Founded in 2010, the brand has been built mostly with word of mouth by driving impulse room bookings via smartphones to hotel partners, including many boutique properties. In return for steering people to the hotels, HotelTonight takes a 15% to 20% commission. Users can book no more than seven days in advance. Tactics include so-called "GeoRates" that are special discounts targeted at users who are within a certain geographical radius of a hotel or a venue. In New York, the app is offering special hotel discounts for people attending events at Yankee Stadium or Madison Square Garden.

HotelTonight is stepping up its marketing after it raised $37 million in venture capital funding that Reuters reported in May will bring it one step closer to an initial public offering. "We are bringing marketing to the table now in a much bigger way," said Elias, formerly CMO for StubHub, who joined HotelTonight last year.

HotelTonight says it became profitable last year with more than $300 million in gross booking volume, according to figures shared by the brand with Ad Age. It is nearing 24 million unique downloads, according to the brand.

The goal of the New York campaign is to lure more first-time users. The ads target local and regional residents because convincing them to get a last-minute hotel is easier than changing the habits of long-distance travelers, who tend to book weeks and months in advance, Elias said. HotelTonight wants that business, too. But to gain loyalty, the brand must change the behavior of travelers who have been conditioned to bundle their trip planning purchases -- including airline, rental cars and hotel reservations -- all at once. Other online travel sites like Priceline have seized on bundling.

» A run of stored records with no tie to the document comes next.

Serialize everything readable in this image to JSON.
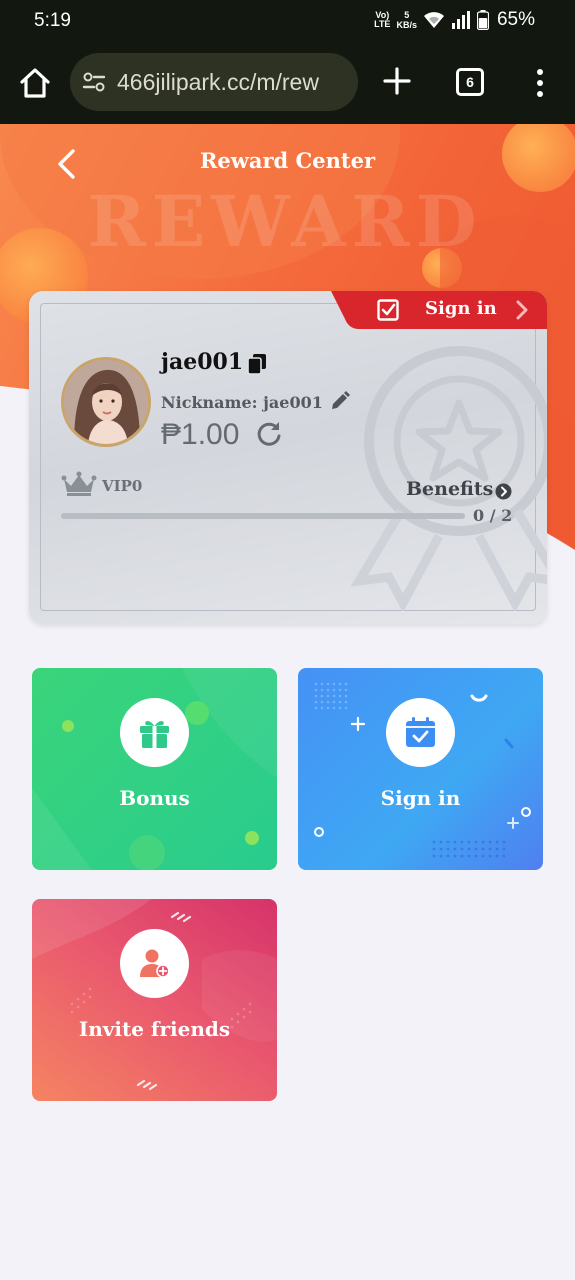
{
  "status_bar": {
    "time": "5:19",
    "volte": "VoLTE",
    "net_speed_value": "5",
    "net_speed_unit": "KB/s",
    "battery": "65%"
  },
  "browser": {
    "url": "466jilipark.cc/m/rew",
    "tab_count": "6"
  },
  "header": {
    "title": "Reward Center"
  },
  "user_card": {
    "sign_in_label": "Sign in",
    "username": "jae001",
    "nickname": "Nickname: jae001",
    "balance": "₱1.00",
    "vip_level": "VIP0",
    "benefits_label": "Benefits",
    "progress_text": "0 / 2",
    "progress_fraction": 0
  },
  "tiles": {
    "bonus": "Bonus",
    "sign_in": "Sign in",
    "invite": "Invite friends"
  },
  "colors": {
    "hero_orange": "#f46a3c",
    "ribbon_red": "#d8262c",
    "bonus_green": "#35d17f",
    "signin_blue": "#4591f5",
    "invite_pink": "#ea5a6e"
  }
}
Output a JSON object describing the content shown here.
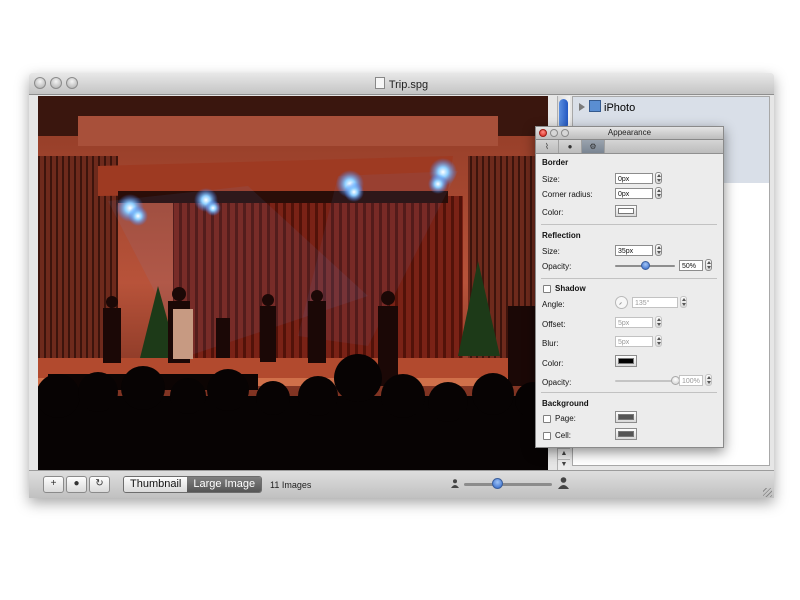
{
  "window": {
    "title": "Trip.spg"
  },
  "sidebar": {
    "items": [
      {
        "label": "iPhoto"
      }
    ]
  },
  "bottom_bar": {
    "view_modes": [
      {
        "label": "Thumbnail",
        "active": false
      },
      {
        "label": "Large Image",
        "active": true
      }
    ],
    "image_count": "11 Images",
    "zoom_level": 0.38
  },
  "appearance_panel": {
    "title": "Appearance",
    "tabs": [
      "paperclip-icon",
      "person-icon",
      "gear-icon"
    ],
    "active_tab": 2,
    "border": {
      "heading": "Border",
      "size_label": "Size:",
      "size_value": "0px",
      "radius_label": "Corner radius:",
      "radius_value": "0px",
      "color_label": "Color:",
      "color": "#ffffff"
    },
    "reflection": {
      "heading": "Reflection",
      "size_label": "Size:",
      "size_value": "35px",
      "opacity_label": "Opacity:",
      "opacity_value": "50%",
      "opacity_fraction": 0.5
    },
    "shadow": {
      "heading": "Shadow",
      "enabled": false,
      "angle_label": "Angle:",
      "angle_value": "135°",
      "offset_label": "Offset:",
      "offset_value": "5px",
      "blur_label": "Blur:",
      "blur_value": "5px",
      "color_label": "Color:",
      "color": "#000000",
      "opacity_label": "Opacity:",
      "opacity_value": "100%",
      "opacity_fraction": 1.0
    },
    "background": {
      "heading": "Background",
      "page_label": "Page:",
      "page_checked": false,
      "page_color": "#555555",
      "cell_label": "Cell:",
      "cell_checked": false,
      "cell_color": "#555555"
    }
  },
  "colors": {
    "accent": "#2b63c8",
    "stage_light": "#b84a32"
  }
}
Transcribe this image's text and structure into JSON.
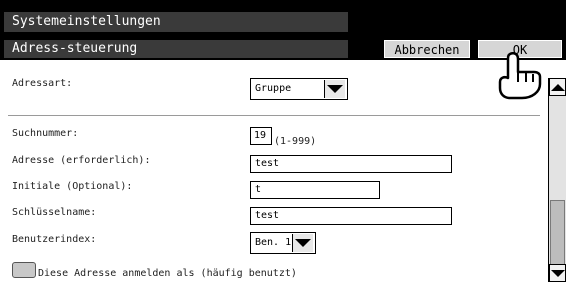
{
  "header": {
    "title": "Systemeinstellungen",
    "subtitle": "Adress-steuerung",
    "cancel_label": "Abbrechen",
    "ok_label": "OK"
  },
  "form": {
    "address_type": {
      "label": "Adressart:",
      "value": "Gruppe"
    },
    "search_number": {
      "label": "Suchnummer:",
      "value": "19",
      "range": "(1-999)"
    },
    "address": {
      "label": "Adresse (erforderlich):",
      "value": "test"
    },
    "initial": {
      "label": "Initiale (Optional):",
      "value": "t"
    },
    "key_name": {
      "label": "Schlüsselname:",
      "value": "test"
    },
    "user_index": {
      "label": "Benutzerindex:",
      "value": "Ben. 1"
    },
    "register_frequent": {
      "label": "Diese Adresse anmelden als (häufig benutzt)",
      "checked": false
    }
  },
  "icons": {
    "cursor": "hand-pointer-icon",
    "dropdown": "triangle-down-icon",
    "scroll_up": "triangle-up-icon",
    "scroll_down": "triangle-down-icon"
  },
  "colors": {
    "title_bar": "#000000",
    "plate": "#3a3a3a",
    "button": "#d6d6d6"
  }
}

HotelTonight only offers hotel rooms. Executives are pushing the notion that it pays to wait before booking lodging.

"The fact of the matter is hotel prices go down over time and airline prices go up. So you may get the best deal booking advance on an airline but you actually get the best deal on a hotel by waiting," Elias said. "That said, not everybody is comfortable with that concept because they don't understand that the vast majority of hotels have distressed inventory and are not fully sold and if you wait you can get the best deals." So the new campaign seeks to "get people using the app for those close-in situations," and over time "they will expand how they use it," he said.

In 2016, 21% of U.S. hotel room revenue came from online travel agencies, compared with 20% via hotel websites, according to travel industry research group Phocuswright. By 2020, the share for online travel agencies is forecast to grow to 23%.

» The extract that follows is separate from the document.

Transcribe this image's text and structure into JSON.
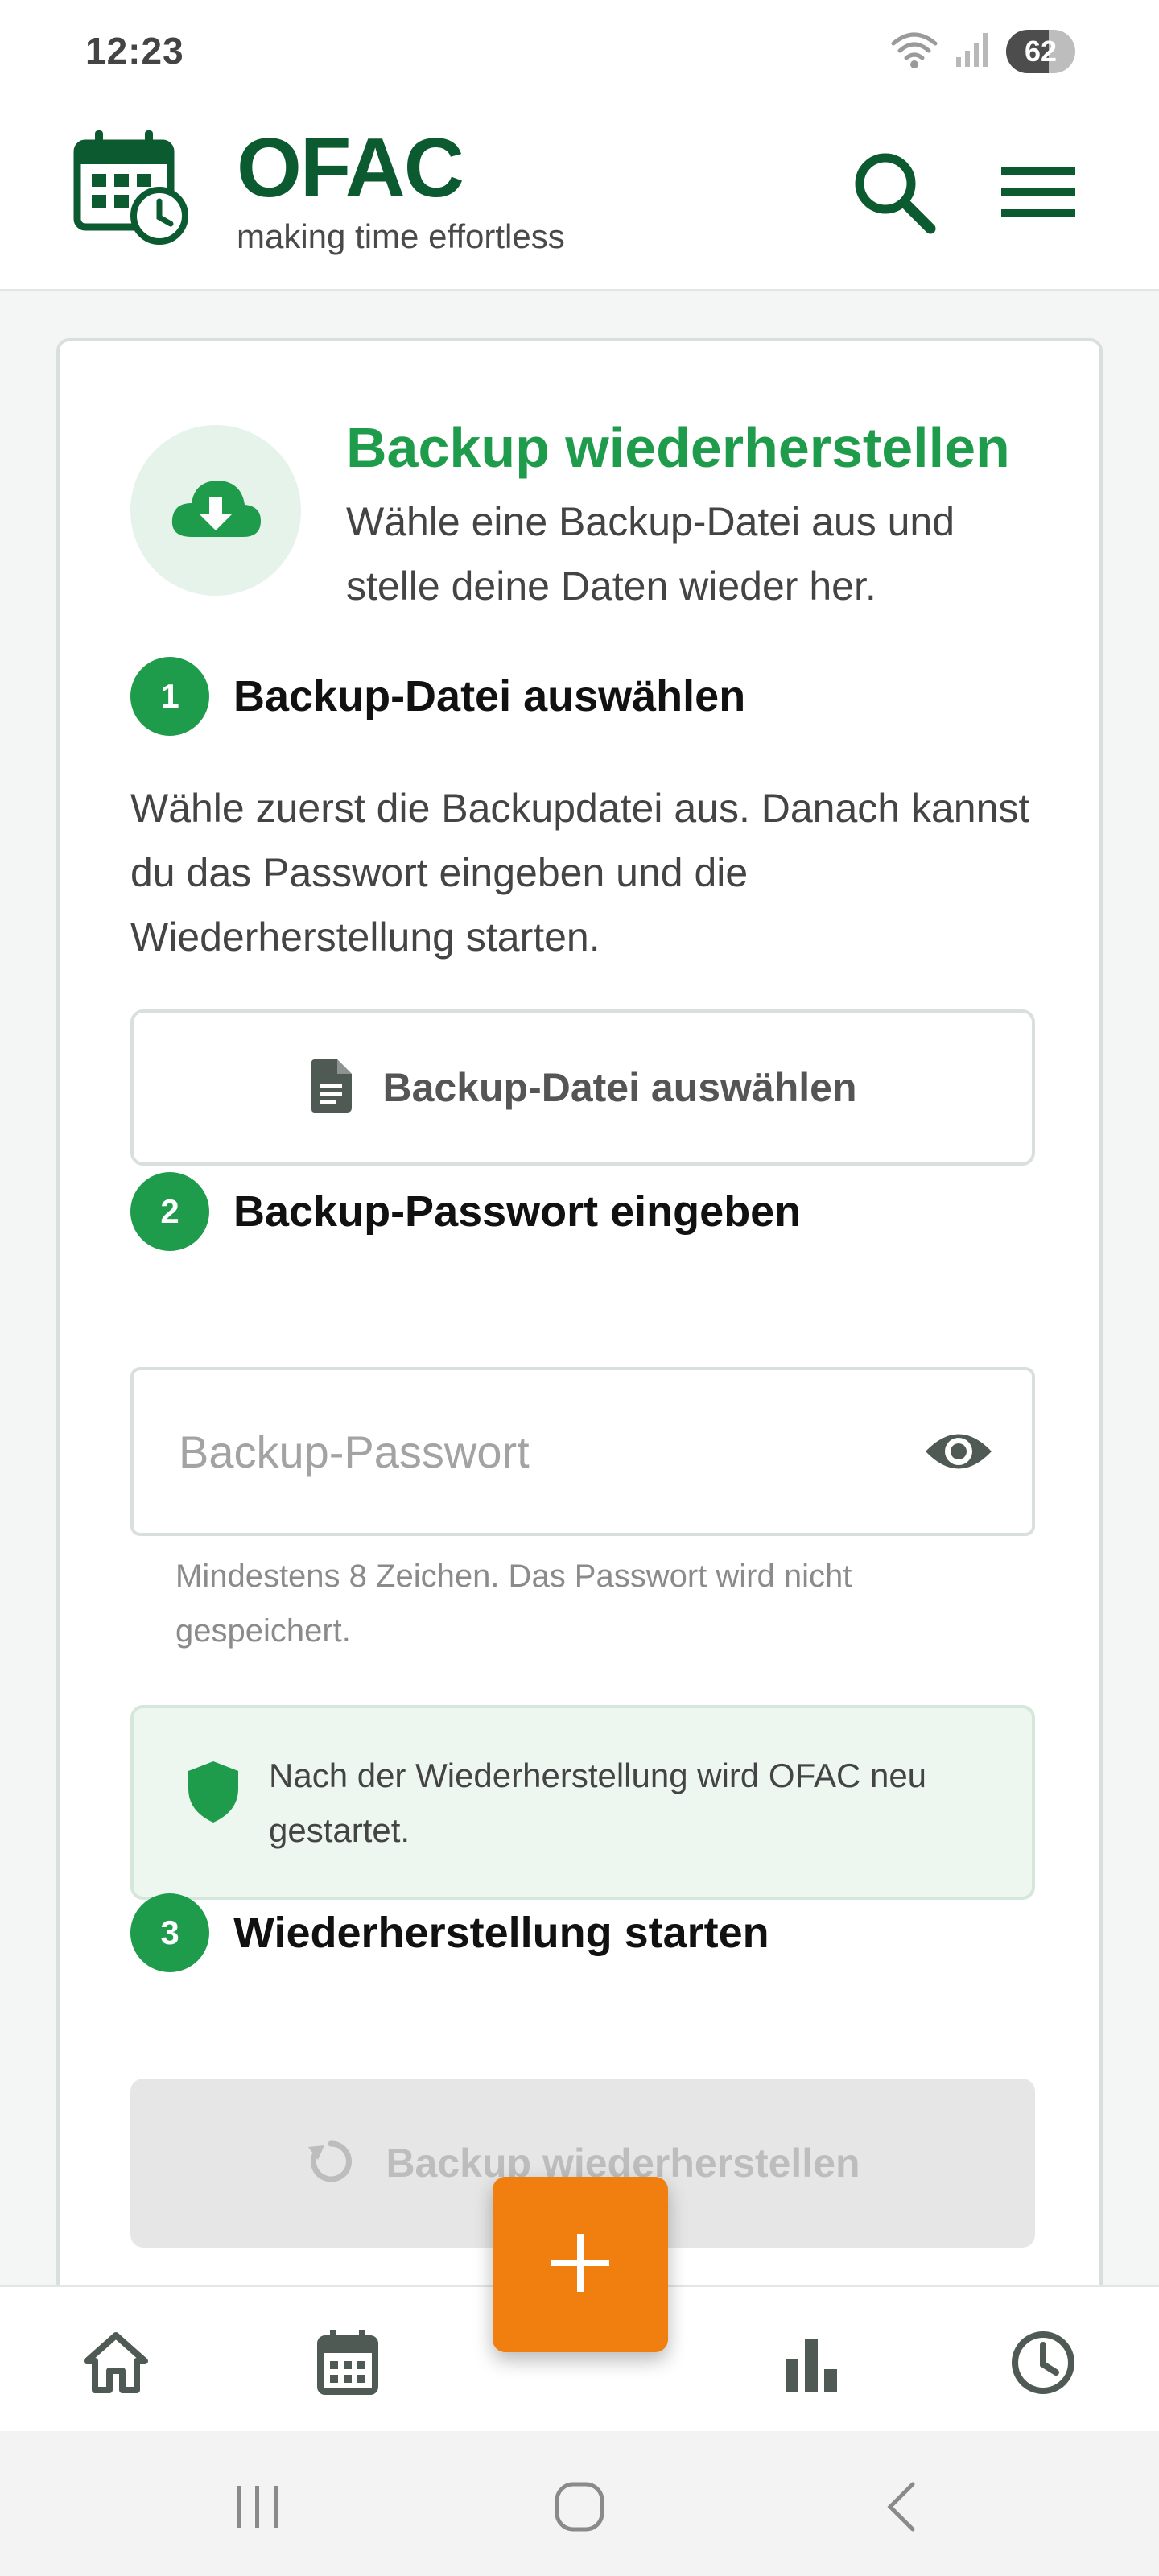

But hotels are trying to slow the rise of online travel agencies by running campaigns urging people to book direct. For instance, Hilton Worldwide last year launched a campaign called "Stop Clicking Around" that urged viewers to book directly through Hilton's branded websites and plugged exclusive discounts for loyalty program members who book direct. Hilton described the campaign as "the largest ever launched in the company's 97-year history." While external sites bring business to the chains, the commissions they must pay eats into profitability. So it creates a frenemy relationship.

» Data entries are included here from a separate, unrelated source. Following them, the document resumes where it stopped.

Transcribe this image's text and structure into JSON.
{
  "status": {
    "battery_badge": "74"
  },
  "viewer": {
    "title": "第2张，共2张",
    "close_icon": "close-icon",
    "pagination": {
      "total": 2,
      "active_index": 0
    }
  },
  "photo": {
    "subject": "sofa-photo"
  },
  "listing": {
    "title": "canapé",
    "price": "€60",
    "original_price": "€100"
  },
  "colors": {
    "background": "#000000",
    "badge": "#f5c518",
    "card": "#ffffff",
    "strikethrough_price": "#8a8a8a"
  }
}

HotelTonight's sweet spot is independent boutique hotels, Elias said. "The way I look at it, we are not taking their customers," he said. "This is truly incremental." He also pointed to the brand's business model of targeting a seven-day booking window. "We are not out there three months in advance bidding on your hotel keyword names and gobbling up your customers before you've had a chance to try to acquire them," he said. "We are not building our brand on the backs of these other brands."